On saisit la continuité de ce républicanisme qui continue sa trajectoire, en s’opposant par principe au libéralisme, avec lequel il n’entretient pas moins une complicité native, dont on reconnaît l’origine chez Nicolas Machiavel. C’est qu’il y a un réel décrochage par rapport à Aristote et à saint Thomas, qui se manifeste dans le fait que « la politique est envisagée non comme le moyen pour l’homme de réaliser ce qui le caractérise au plus haut point, à savoir sa nature sociale, mais comme celui de circonscrire la menace de l’autre et la passion de la peur qui en découle ». D’où aussi la différence entre les vertus antiques, (prolongées par la scolastique) et la virtu machiavélienne, sur laquelle a tant insisté un Leo Strauss.

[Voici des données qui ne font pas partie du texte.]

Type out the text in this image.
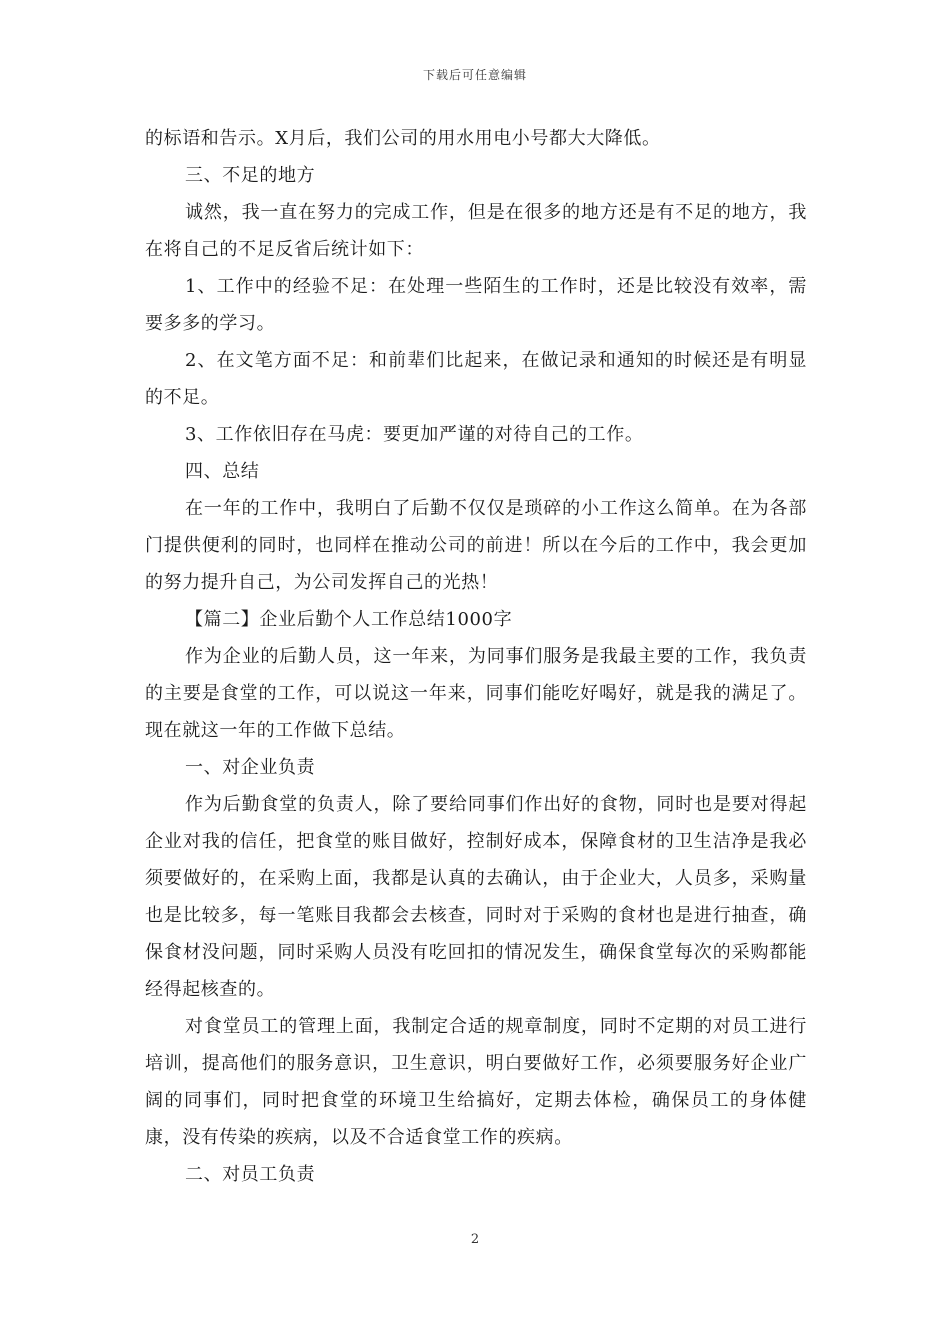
下载后可任意编辑

的标语和告示。X月后，我们公司的用水用电小号都大大降低。

三、不足的地方

诚然，我一直在努力的完成工作，但是在很多的地方还是有不足的地方，我在将自己的不足反省后统计如下：

1、工作中的经验不足：在处理一些陌生的工作时，还是比较没有效率，需要多多的学习。

2、在文笔方面不足：和前辈们比起来，在做记录和通知的时候还是有明显的不足。

3、工作依旧存在马虎：要更加严谨的对待自己的工作。

四、总结

在一年的工作中，我明白了后勤不仅仅是琐碎的小工作这么简单。在为各部门提供便利的同时，也同样在推动公司的前进！所以在今后的工作中，我会更加的努力提升自己，为公司发挥自己的光热！

【篇二】企业后勤个人工作总结1000字

作为企业的后勤人员，这一年来，为同事们服务是我最主要的工作，我负责的主要是食堂的工作，可以说这一年来，同事们能吃好喝好，就是我的满足了。现在就这一年的工作做下总结。

一、对企业负责

作为后勤食堂的负责人，除了要给同事们作出好的食物，同时也是要对得起企业对我的信任，把食堂的账目做好，控制好成本，保障食材的卫生洁净是我必须要做好的，在采购上面，我都是认真的去确认，由于企业大，人员多，采购量也是比较多，每一笔账目我都会去核查，同时对于采购的食材也是进行抽查，确保食材没问题，同时采购人员没有吃回扣的情况发生，确保食堂每次的采购都能经得起核查的。

对食堂员工的管理上面，我制定合适的规章制度，同时不定期的对员工进行培训，提高他们的服务意识，卫生意识，明白要做好工作，必须要服务好企业广阔的同事们，同时把食堂的环境卫生给搞好，定期去体检，确保员工的身体健康，没有传染的疾病，以及不合适食堂工作的疾病。

二、对员工负责

2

Mais il faut avancer trop vite et aborder la partie très imposante de l’essai qui concerne l’évolution récente de la pensée chrétienne. Celle-ci est partie prenante de la réaction communautarienne (Sandel, Taylor, Walzer ) avec la figure majeure d’Alasdair MacIntyre, ancien marxiste, désormais héritier du courant aristotélico-thomiste. Mais une tendance plus radicale est apparue ces dernières années avec des intellectuels plus attirés par la théologie proprement dite, revenant à un texte aussi fondateur que La Cité de Dieu de saint Augustin. Celui d’entre eux qui a affronté le plus directement la politique est l’Américain William Cavanaugh dont l’audace va jusqu’à contester la validité des origines de l’autonomisation de l’État à la suite des guerres de religion. Pour lui, il y a un véritable mythe de la religion porteuse de violence et de l’État indépendant restaurant la paix civile au prix de la séparation d’avec le religieux. Je vois, personnellement, dans ce déni, un véritable coup de force à l’encontre de la fondation de l’État moderne et de ses justifications encore actuelles. Mais Cavanaugh veut instaurer un nouvel espace religieux concret, il n’entend pas restaurer un État chrétien. Sa contestation du libéralisme n’en atteint pas moins la mentalité et la pratique contemporaines. Pas plus que les autres critiques de Rawls, il ne propose pas de solution miracle globale. Mais cette mise en cause du système établi ne saurait être sans conséquences car elle fait entendre une révolte profonde qui ne s’éteindra pas.